Challenge: Scale, Automation & Self-Service IT
A global B2C company was challenged with processing an ever-increasing amount of social media data that would enable the organization to measure and analyze their customers’ ‘likes’ and ‘dislikes’. Providing this valuable insight to the organization was identified as critical data required to meet their future growth goals.
The Apache Hadoop framework was used for distributed processing of large data sets across clusters of servers. Hadoop provides the ability to dynamically scale from a single server to thousands of machines using an open source version of Google’s MapReduce for processing. The servers also required a base Linux OS, prerequisites (MySQL, yum, rpm, etc.) and Ambari, which provides a Hadoop web interface and manages the clusters from a central location.
The company was using Chef which excelled at consistent and automated installation and configuration of the OS and middleware components. However, the challenge that remained was implementing Chef across 40 servers, while also providing a user-friendly portal that would provision and manage the Hadoop clusters over time.
Solution: Cloud Management Platform
The B2C company was using CloudBolt, a hybrid cloud management platform, to provision servers in diverse environments. It was recognized that a CloudBolt blueprint (which automates multistep installations) could be created to install a 40+ node Hadoop cluster on Google Cloud with just a few clicks.
The CloudBolt blueprint specified how to deploy and manage complex, multi-tier, applications.
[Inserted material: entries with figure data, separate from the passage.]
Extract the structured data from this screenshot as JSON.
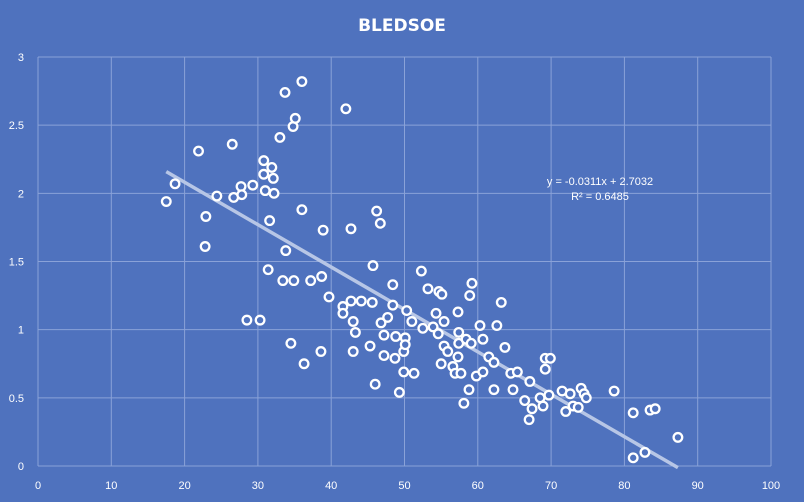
{
  "chart_data": {
    "type": "scatter",
    "title": "BLEDSOE",
    "xlabel": "",
    "ylabel": "",
    "xlim": [
      0,
      100
    ],
    "ylim": [
      0,
      3
    ],
    "x_ticks": [
      0,
      10,
      20,
      30,
      40,
      50,
      60,
      70,
      80,
      90,
      100
    ],
    "y_ticks": [
      0,
      0.5,
      1,
      1.5,
      2,
      2.5,
      3
    ],
    "x_tick_labels": [
      "0",
      "10",
      "20",
      "30",
      "40",
      "50",
      "60",
      "70",
      "80",
      "90",
      "100"
    ],
    "y_tick_labels": [
      "0",
      "0.5",
      "1",
      "1.5",
      "2",
      "2.5",
      "3"
    ],
    "grid": true,
    "legend": "none",
    "trendline": {
      "type": "linear",
      "slope": -0.0311,
      "intercept": 2.7032,
      "x_range": [
        17.5,
        87.3
      ],
      "equation_label": "y = -0.0311x + 2.7032",
      "r2_label": "R² = 0.6485"
    },
    "colors": {
      "background": "#4f72be",
      "marker": "#ffffff",
      "trendline": "#b7c6e6"
    },
    "points": [
      [
        17.5,
        1.94
      ],
      [
        18.7,
        2.07
      ],
      [
        21.9,
        2.31
      ],
      [
        22.9,
        1.83
      ],
      [
        22.8,
        1.61
      ],
      [
        24.4,
        1.98
      ],
      [
        26.5,
        2.36
      ],
      [
        26.7,
        1.97
      ],
      [
        27.7,
        2.05
      ],
      [
        27.8,
        1.99
      ],
      [
        29.3,
        2.06
      ],
      [
        30.8,
        2.24
      ],
      [
        30.8,
        2.14
      ],
      [
        31.0,
        2.02
      ],
      [
        31.9,
        2.19
      ],
      [
        32.1,
        2.11
      ],
      [
        32.2,
        2.0
      ],
      [
        31.6,
        1.8
      ],
      [
        33.0,
        2.41
      ],
      [
        33.7,
        2.74
      ],
      [
        34.8,
        2.49
      ],
      [
        35.1,
        2.55
      ],
      [
        36.0,
        2.82
      ],
      [
        36.0,
        1.88
      ],
      [
        33.8,
        1.58
      ],
      [
        31.4,
        1.44
      ],
      [
        33.4,
        1.36
      ],
      [
        34.9,
        1.36
      ],
      [
        37.2,
        1.36
      ],
      [
        38.7,
        1.39
      ],
      [
        28.5,
        1.07
      ],
      [
        30.3,
        1.07
      ],
      [
        34.5,
        0.9
      ],
      [
        36.3,
        0.75
      ],
      [
        38.6,
        0.84
      ],
      [
        38.9,
        1.73
      ],
      [
        42.0,
        2.62
      ],
      [
        42.7,
        1.74
      ],
      [
        39.7,
        1.24
      ],
      [
        41.6,
        1.17
      ],
      [
        41.6,
        1.12
      ],
      [
        42.7,
        1.21
      ],
      [
        43.0,
        1.06
      ],
      [
        43.3,
        0.98
      ],
      [
        43.0,
        0.84
      ],
      [
        44.1,
        1.21
      ],
      [
        45.6,
        1.2
      ],
      [
        45.7,
        1.47
      ],
      [
        46.2,
        1.87
      ],
      [
        46.7,
        1.78
      ],
      [
        45.3,
        0.88
      ],
      [
        46.0,
        0.6
      ],
      [
        46.8,
        1.05
      ],
      [
        47.2,
        0.96
      ],
      [
        47.2,
        0.81
      ],
      [
        47.7,
        1.09
      ],
      [
        48.4,
        1.33
      ],
      [
        48.4,
        1.18
      ],
      [
        48.8,
        0.95
      ],
      [
        48.7,
        0.79
      ],
      [
        49.3,
        0.54
      ],
      [
        49.9,
        0.84
      ],
      [
        50.1,
        0.94
      ],
      [
        50.1,
        0.89
      ],
      [
        49.9,
        0.69
      ],
      [
        50.3,
        1.14
      ],
      [
        51.3,
        0.68
      ],
      [
        51.0,
        1.06
      ],
      [
        52.3,
        1.43
      ],
      [
        52.5,
        1.01
      ],
      [
        53.2,
        1.3
      ],
      [
        53.9,
        1.02
      ],
      [
        54.3,
        1.12
      ],
      [
        54.7,
        1.28
      ],
      [
        55.1,
        1.26
      ],
      [
        54.6,
        0.97
      ],
      [
        55.4,
        1.06
      ],
      [
        55.4,
        0.88
      ],
      [
        55.0,
        0.75
      ],
      [
        55.9,
        0.84
      ],
      [
        56.6,
        0.73
      ],
      [
        56.9,
        0.68
      ],
      [
        57.3,
        1.13
      ],
      [
        57.4,
        0.98
      ],
      [
        57.4,
        0.9
      ],
      [
        57.3,
        0.8
      ],
      [
        57.7,
        0.68
      ],
      [
        58.4,
        0.93
      ],
      [
        58.9,
        1.25
      ],
      [
        59.2,
        1.34
      ],
      [
        59.1,
        0.9
      ],
      [
        58.1,
        0.46
      ],
      [
        58.8,
        0.56
      ],
      [
        59.8,
        0.66
      ],
      [
        60.3,
        1.03
      ],
      [
        60.7,
        0.69
      ],
      [
        60.7,
        0.93
      ],
      [
        61.5,
        0.8
      ],
      [
        62.2,
        0.76
      ],
      [
        62.6,
        1.03
      ],
      [
        62.2,
        0.56
      ],
      [
        63.2,
        1.2
      ],
      [
        63.7,
        0.87
      ],
      [
        64.5,
        0.68
      ],
      [
        64.8,
        0.56
      ],
      [
        65.4,
        0.69
      ],
      [
        66.4,
        0.48
      ],
      [
        67.1,
        0.62
      ],
      [
        67.4,
        0.42
      ],
      [
        67.0,
        0.34
      ],
      [
        68.5,
        0.5
      ],
      [
        68.9,
        0.44
      ],
      [
        69.2,
        0.71
      ],
      [
        69.2,
        0.79
      ],
      [
        69.9,
        0.79
      ],
      [
        69.7,
        0.52
      ],
      [
        71.5,
        0.55
      ],
      [
        72.0,
        0.4
      ],
      [
        72.6,
        0.53
      ],
      [
        73.0,
        0.44
      ],
      [
        73.7,
        0.43
      ],
      [
        74.1,
        0.57
      ],
      [
        74.5,
        0.53
      ],
      [
        74.8,
        0.5
      ],
      [
        78.6,
        0.55
      ],
      [
        81.2,
        0.39
      ],
      [
        81.2,
        0.06
      ],
      [
        82.8,
        0.1
      ],
      [
        83.5,
        0.41
      ],
      [
        84.2,
        0.42
      ],
      [
        87.3,
        0.21
      ]
    ]
  }
}
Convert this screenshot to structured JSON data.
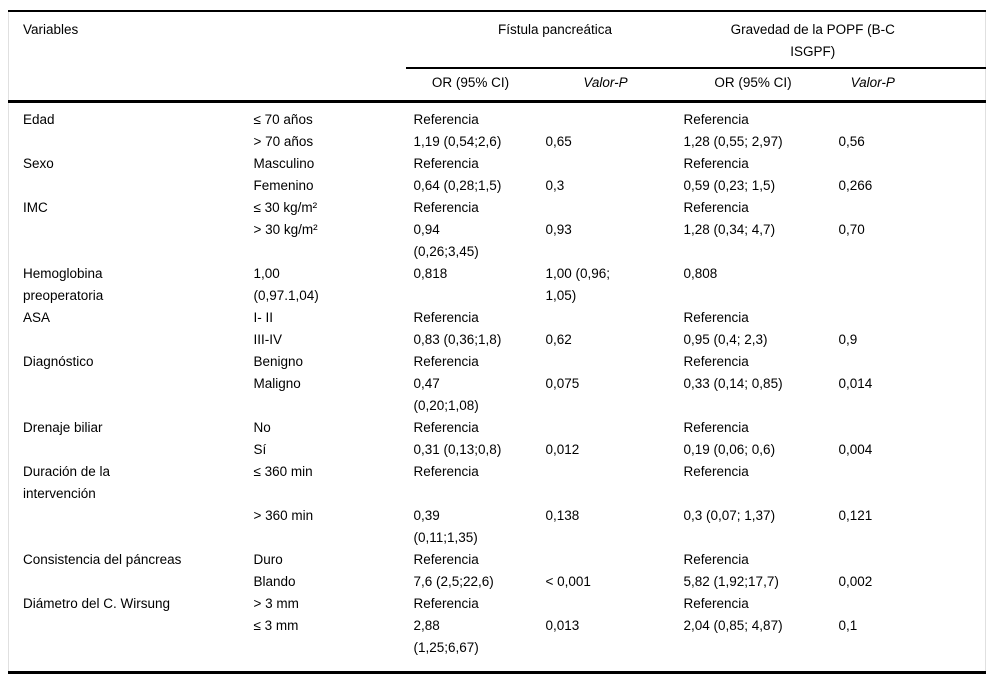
{
  "colors": {
    "background": "#ffffff",
    "text": "#000000",
    "rules": "#000000",
    "side_frame": "#e0e0e0"
  },
  "table": {
    "header": {
      "variables_label": "Variables",
      "group1_label": "Fístula pancreática",
      "group2_label": "Gravedad de la POPF (B-C\nISGPF)",
      "or_label_1": "OR (95% CI)",
      "p_label_1": "Valor-P",
      "or_label_2": "OR (95% CI)",
      "p_label_2": "Valor-P"
    },
    "rows": [
      {
        "var": "Edad",
        "cat": "≤ 70 años",
        "or1": "Referencia",
        "p1": "",
        "or2": "Referencia",
        "p2": ""
      },
      {
        "var": "",
        "cat": "> 70 años",
        "or1": "1,19 (0,54;2,6)",
        "p1": "0,65",
        "or2": "1,28 (0,55; 2,97)",
        "p2": "0,56"
      },
      {
        "var": "Sexo",
        "cat": "Masculino",
        "or1": "Referencia",
        "p1": "",
        "or2": "Referencia",
        "p2": ""
      },
      {
        "var": "",
        "cat": "Femenino",
        "or1": "0,64 (0,28;1,5)",
        "p1": "0,3",
        "or2": "0,59 (0,23; 1,5)",
        "p2": "0,266"
      },
      {
        "var": "IMC",
        "cat": "≤ 30 kg/m²",
        "or1": "Referencia",
        "p1": "",
        "or2": "Referencia",
        "p2": ""
      },
      {
        "var": "",
        "cat": "> 30 kg/m²",
        "or1": "0,94\n(0,26;3,45)",
        "p1": "0,93",
        "or2": "1,28 (0,34; 4,7)",
        "p2": "0,70"
      },
      {
        "var": "Hemoglobina\npreoperatoria",
        "cat": "1,00\n(0,97.1,04)",
        "or1": "0,818",
        "p1": "1,00 (0,96;\n1,05)",
        "or2": "0,808",
        "p2": ""
      },
      {
        "var": "ASA",
        "cat": "I- II",
        "or1": "Referencia",
        "p1": "",
        "or2": "Referencia",
        "p2": ""
      },
      {
        "var": "",
        "cat": "III-IV",
        "or1": "0,83 (0,36;1,8)",
        "p1": "0,62",
        "or2": "0,95 (0,4; 2,3)",
        "p2": "0,9"
      },
      {
        "var": "Diagnóstico",
        "cat": "Benigno",
        "or1": "Referencia",
        "p1": "",
        "or2": "Referencia",
        "p2": ""
      },
      {
        "var": "",
        "cat": "Maligno",
        "or1": "0,47\n(0,20;1,08)",
        "p1": "0,075",
        "or2": "0,33 (0,14; 0,85)",
        "p2": "0,014"
      },
      {
        "var": "Drenaje biliar",
        "cat": "No",
        "or1": "Referencia",
        "p1": "",
        "or2": "Referencia",
        "p2": ""
      },
      {
        "var": "",
        "cat": "Sí",
        "or1": "0,31 (0,13;0,8)",
        "p1": "0,012",
        "or2": "0,19 (0,06; 0,6)",
        "p2": "0,004"
      },
      {
        "var": "Duración de la\nintervención",
        "cat": "≤ 360 min",
        "or1": "Referencia",
        "p1": "",
        "or2": "Referencia",
        "p2": ""
      },
      {
        "var": "",
        "cat": "> 360 min",
        "or1": "0,39\n(0,11;1,35)",
        "p1": "0,138",
        "or2": "0,3 (0,07; 1,37)",
        "p2": "0,121"
      },
      {
        "var": "Consistencia del páncreas",
        "cat": "Duro",
        "or1": "Referencia",
        "p1": "",
        "or2": "Referencia",
        "p2": ""
      },
      {
        "var": "",
        "cat": "Blando",
        "or1": "7,6 (2,5;22,6)",
        "p1": "< 0,001",
        "or2": "5,82 (1,92;17,7)",
        "p2": "0,002"
      },
      {
        "var": "Diámetro del C. Wirsung",
        "cat": "> 3 mm",
        "or1": "Referencia",
        "p1": "",
        "or2": "Referencia",
        "p2": ""
      },
      {
        "var": "",
        "cat": "≤ 3 mm",
        "or1": "2,88\n(1,25;6,67)",
        "p1": "0,013",
        "or2": "2,04 (0,85; 4,87)",
        "p2": "0,1"
      }
    ]
  }
}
Build steps are run in parallel or sequentially. User options in the portal can be static or a multiple choice drop down can be developed to give the user a choice of only the items they need. Specific teardown procedures can also be specified, and manual or auto scaling of deployed services can also be driven by the CloudBolt blueprint. Finally, the blueprints can be imported and exported as JSON and stored in source control.
The Hadoop blueprint utilizes Chef and the Google Cloud Platform to install:
- Software requirements for the chosen Linux OS (curl, rpm, yum, etc)
- Java Development Kit
- MySQL database
- Hadoop and Ambari
Overview of how a user deploys the Hadoop cluster blueprint:
When deploying the Hadoop cluster blueprint from CloudBolt, the user inputs cluster name and selects the quantity of servers for each tier of the Hadoop cluster.
CloudBolt goes to work building the Linux instances in Google Cloud Engine and bootstraps a Chef agent onto each machine. Chef drives the installation and configuration of JDK, MySQL, and Hadoop/Ambari.
After Chef and CloudBolt are done with all of the heavy lifting, the client was able to log into the Ambari portal.
CloudBolt managed the entire lifecycle of the application. Users can now scale up, down, or they can set up autoscaling. Expiration dates can be set to automatically power down or remove a service when it is no longer needed. Additionally, CloudBolt can deregister the nodes from Chef and clean up all remaining components appropriately.
Time To Value
As this success story detailed, CloudBolt has the power to simplify almost any software deployment. Installations go from taking days to minutes. Developers were provided with the tools they needed, enabling them to begin value-generating projects faster. CloudBolt also reduced cloud spend, because users were more likely to delete unused resources they could easily recreate if and when needed. Last but not least, CloudBolt freed IT from tedious setup tasks, so they could focus on projects that would move the business forward.